Nervous Geese

On this wet windy afternoon we find an almost empty parking lot at the trail head. In minutes we pass the only other people on the trail heading back to the their car. Aki has to content her self with the smells of animals that have gone before while the two humans in her life concentrate on safe passage of the icy trail.

There are sounds; the river gorged by a rising tide and winter wren song — a long monochromatic trill blown by an unskilled bosun. We see robins but they are too busy gathering nest material to sing. Nearer the beach, a nervous mass of Canada geese honk loud warnings across the river to each other that reach us when still in the woods. We watch then gather into tight groups on a dead tidal meadow and then, for no apparent reason, burst by twos into the air.

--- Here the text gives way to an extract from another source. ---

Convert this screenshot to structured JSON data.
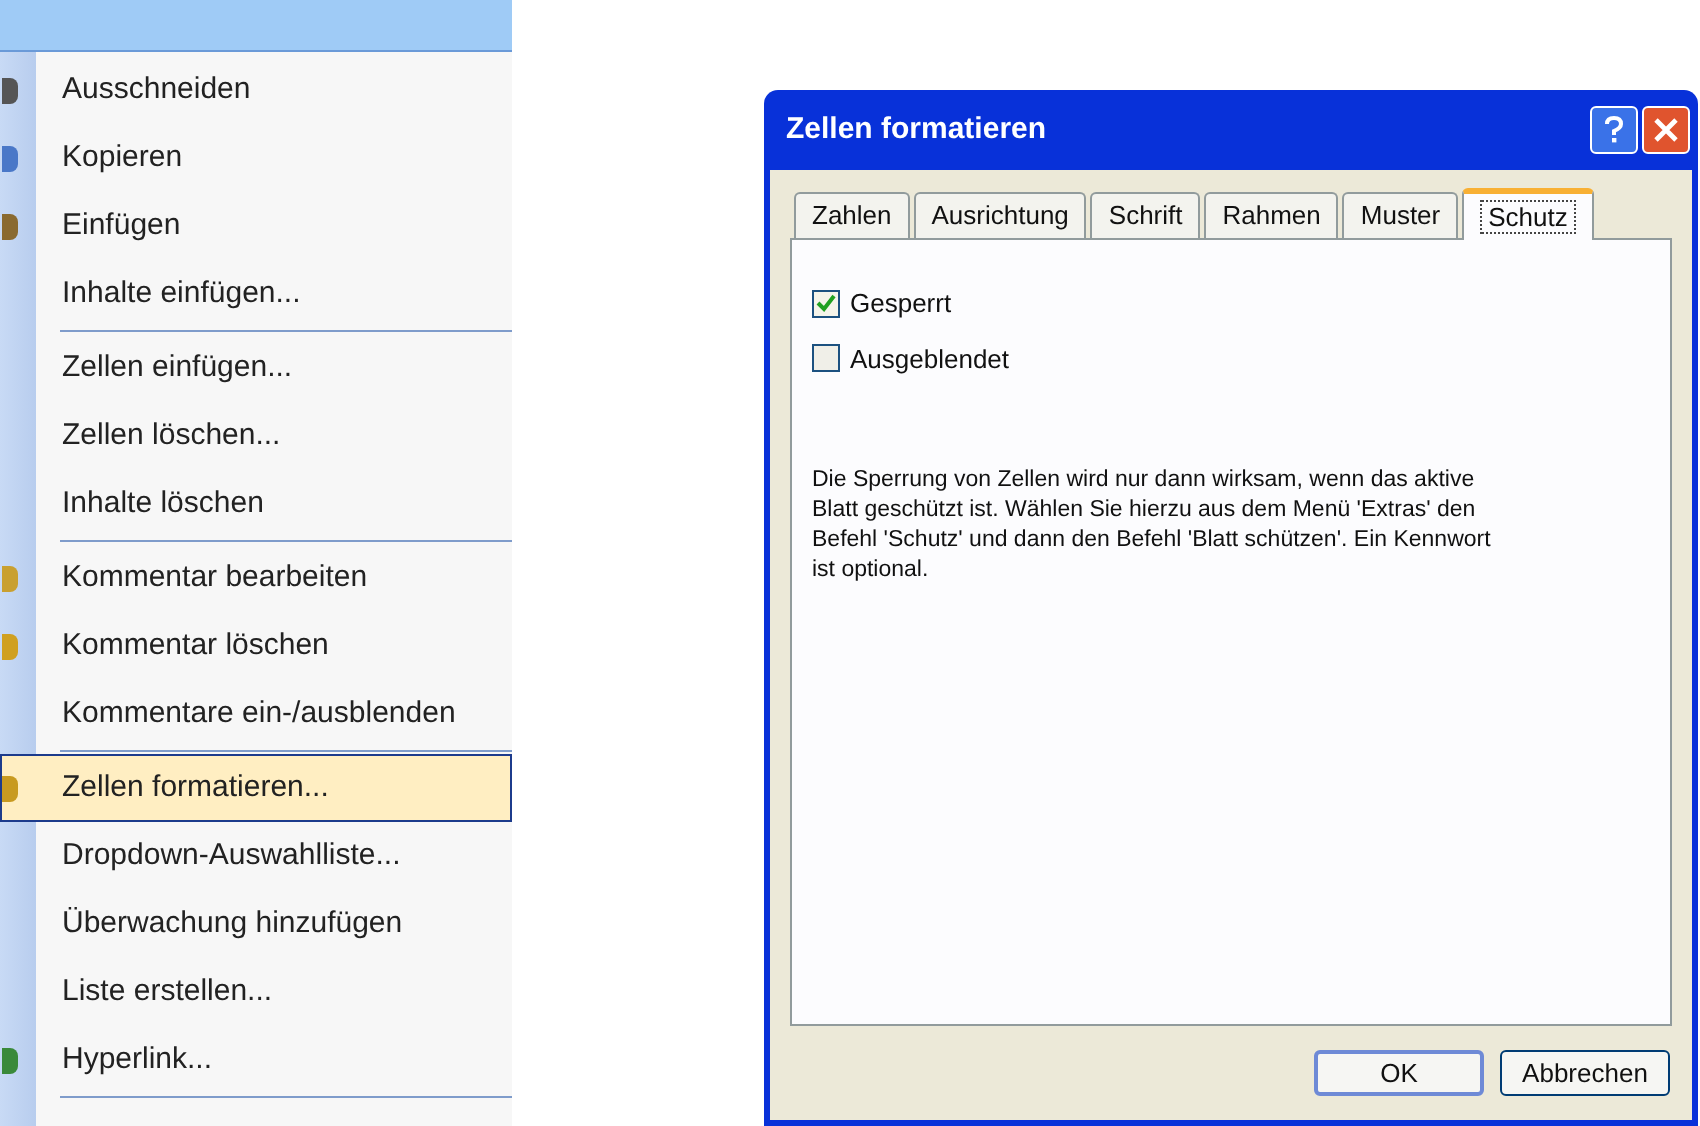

To her credit Aki ignores the geese and presses her paws into the back of my legs when I take too long framing a photograph of the big birds. Comical on the ground, the geese can overload your heart with beauty when in flight. I’d watch for hours but for Aki’s impatience and the biting wind. Seeking the shelter of a nearby second growth forest, we find a dark windless corridor of green leading to the beach. When the forest opens into a snowy meadow Aki crisscrosses it with tracks as she dances after her orange frisbee to the non-ending chorus of geese song.

We reach the beach where two kingfishers scold us from an overhanging tree. On this chilled grey day the belted birds are one of the few promises of true spring.